In an interview with The Wall Street Journal, Assistant Attorney General Sharis Pozen says that the US will act against "collusive behavior at the highest levels of companies," and that "competitors can't join together and make agreements on price" — apparently in response to allegations that Apple and five other publishers are working together to raise the price of ebooks. While Pozen didn't specifically mention the DOJ's investigation of alleged ebook price fixing, the agency recently warned Apple and five other publishers that it will sue them for working together to raise the price of ebooks both on consumers and competitors like Amazon, after they quickly switched to a new "agency" model of pricing that Apple chose when it launched iBooks. It's not clear if the US will follow though with suits over ebook publishing yet, but the DOJ isn't mincing words on the subject.
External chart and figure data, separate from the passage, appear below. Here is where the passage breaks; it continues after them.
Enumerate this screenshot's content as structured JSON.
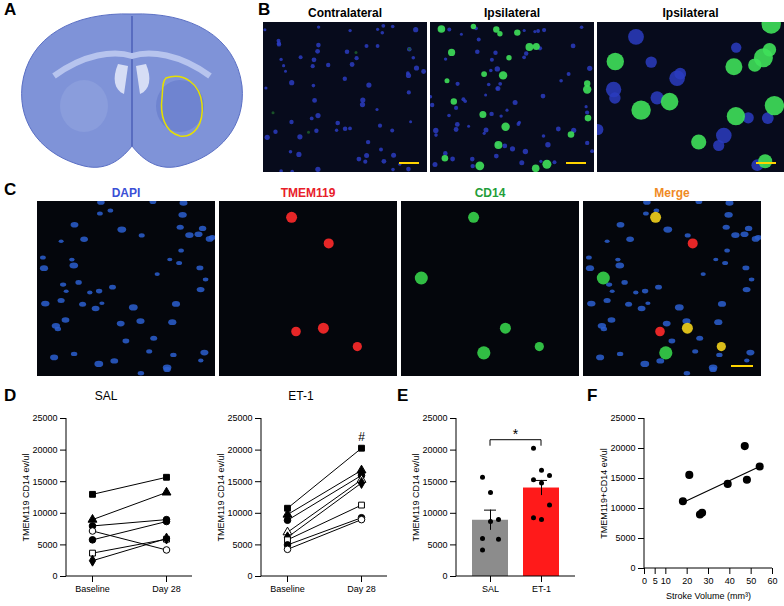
{
  "panel_labels": [
    "A",
    "B",
    "C",
    "D",
    "E",
    "F"
  ],
  "panel_b": {
    "captions": [
      "Contralateral",
      "Ipsilateral",
      "Ipsilateral"
    ]
  },
  "panel_c": {
    "channels": [
      {
        "name": "DAPI",
        "color": "#3b4fd6"
      },
      {
        "name": "TMEM119",
        "color": "#e8202a"
      },
      {
        "name": "CD14",
        "color": "#1f9e3a"
      },
      {
        "name": "Merge",
        "color": "#f08a24"
      }
    ]
  },
  "chart_data": [
    {
      "type": "line",
      "title": "SAL",
      "categories": [
        "Baseline",
        "Day 28"
      ],
      "ylabel": "TMEM119 CD14 ev/ul",
      "ylim": [
        0,
        25000
      ],
      "yticks": [
        0,
        5000,
        10000,
        15000,
        20000,
        25000
      ],
      "color": "#000000",
      "series": [
        {
          "marker": "square",
          "values": [
            13000,
            15700
          ]
        },
        {
          "marker": "triangle",
          "values": [
            9000,
            13300
          ]
        },
        {
          "marker": "circle",
          "values": [
            8000,
            9000
          ]
        },
        {
          "marker": "circle-open",
          "values": [
            7200,
            4200
          ]
        },
        {
          "marker": "circle",
          "values": [
            5800,
            8700
          ]
        },
        {
          "marker": "square-open",
          "values": [
            3700,
            5900
          ]
        },
        {
          "marker": "diamond",
          "values": [
            2500,
            6000
          ]
        }
      ]
    },
    {
      "type": "line",
      "title": "ET-1",
      "categories": [
        "Baseline",
        "Day 28"
      ],
      "ylabel": "TMEM119 CD14 ev/ul",
      "ylim": [
        0,
        25000
      ],
      "yticks": [
        0,
        5000,
        10000,
        15000,
        20000,
        25000
      ],
      "color": "#000000",
      "annotations": [
        {
          "text": "#",
          "x": "Day 28"
        }
      ],
      "series": [
        {
          "marker": "square",
          "values": [
            10800,
            20300
          ]
        },
        {
          "marker": "triangle",
          "values": [
            9800,
            16800
          ]
        },
        {
          "marker": "circle",
          "values": [
            8900,
            16000
          ]
        },
        {
          "marker": "triangle-open",
          "values": [
            7000,
            15300
          ]
        },
        {
          "marker": "diamond",
          "values": [
            6200,
            14800
          ]
        },
        {
          "marker": "square-open",
          "values": [
            5800,
            11300
          ]
        },
        {
          "marker": "circle",
          "values": [
            5000,
            9300
          ]
        },
        {
          "marker": "circle-open",
          "values": [
            4300,
            9000
          ]
        }
      ]
    },
    {
      "type": "bar",
      "categories": [
        "SAL",
        "ET-1"
      ],
      "values": [
        8900,
        14000
      ],
      "errors": [
        1600,
        1200
      ],
      "colors": [
        "#8c8c8c",
        "#ff1a1a"
      ],
      "points": [
        [
          15700,
          13300,
          9000,
          4200,
          8700,
          5900,
          6000
        ],
        [
          20300,
          16800,
          16000,
          15300,
          14800,
          11300,
          9300,
          9000
        ]
      ],
      "ylabel": "TMEM119 CD14 ev/ul",
      "ylim": [
        0,
        25000
      ],
      "yticks": [
        0,
        5000,
        10000,
        15000,
        20000,
        25000
      ],
      "annotations": [
        {
          "text": "*"
        }
      ]
    },
    {
      "type": "scatter",
      "xlabel": "Stroke Volume (mm³)",
      "ylabel": "TMEM119+CD14 ev/ul",
      "xlim": [
        0,
        60
      ],
      "xticks": [
        0,
        5,
        10,
        20,
        30,
        40,
        50,
        60
      ],
      "ylim": [
        0,
        25000
      ],
      "yticks": [
        0,
        5000,
        10000,
        15000,
        20000,
        25000
      ],
      "color": "#000000",
      "series": [
        {
          "type": "scatter",
          "marker": "circle",
          "x": [
            18,
            21,
            26,
            27,
            39,
            47,
            48,
            54
          ],
          "values": [
            11200,
            15600,
            9000,
            9300,
            14100,
            20400,
            14800,
            17000
          ]
        },
        {
          "type": "line",
          "x": [
            18,
            54
          ],
          "values": [
            11000,
            17000
          ]
        }
      ]
    }
  ]
}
Pozen tells WSJ that "when you see collusive behavior at the highest levels of companies, you know something's wrong. And you've got to do something about it." Pozen's comments don't signal a new stance for the agency — the US has aggressively pursued anticompetitive behavior recently, including the prevention of AT&T's proposed acquisition of T-Mobile, and inquiry into a proposed Verizon / Comcast deal that some fear signifies a "truce" between the companies. She says that "there are lines that are crossed and that's where we get involved." And based on the government's mounting action over antitrust behavior, it appears that US officials at the highest levels see a lot of lines being crossed in the market.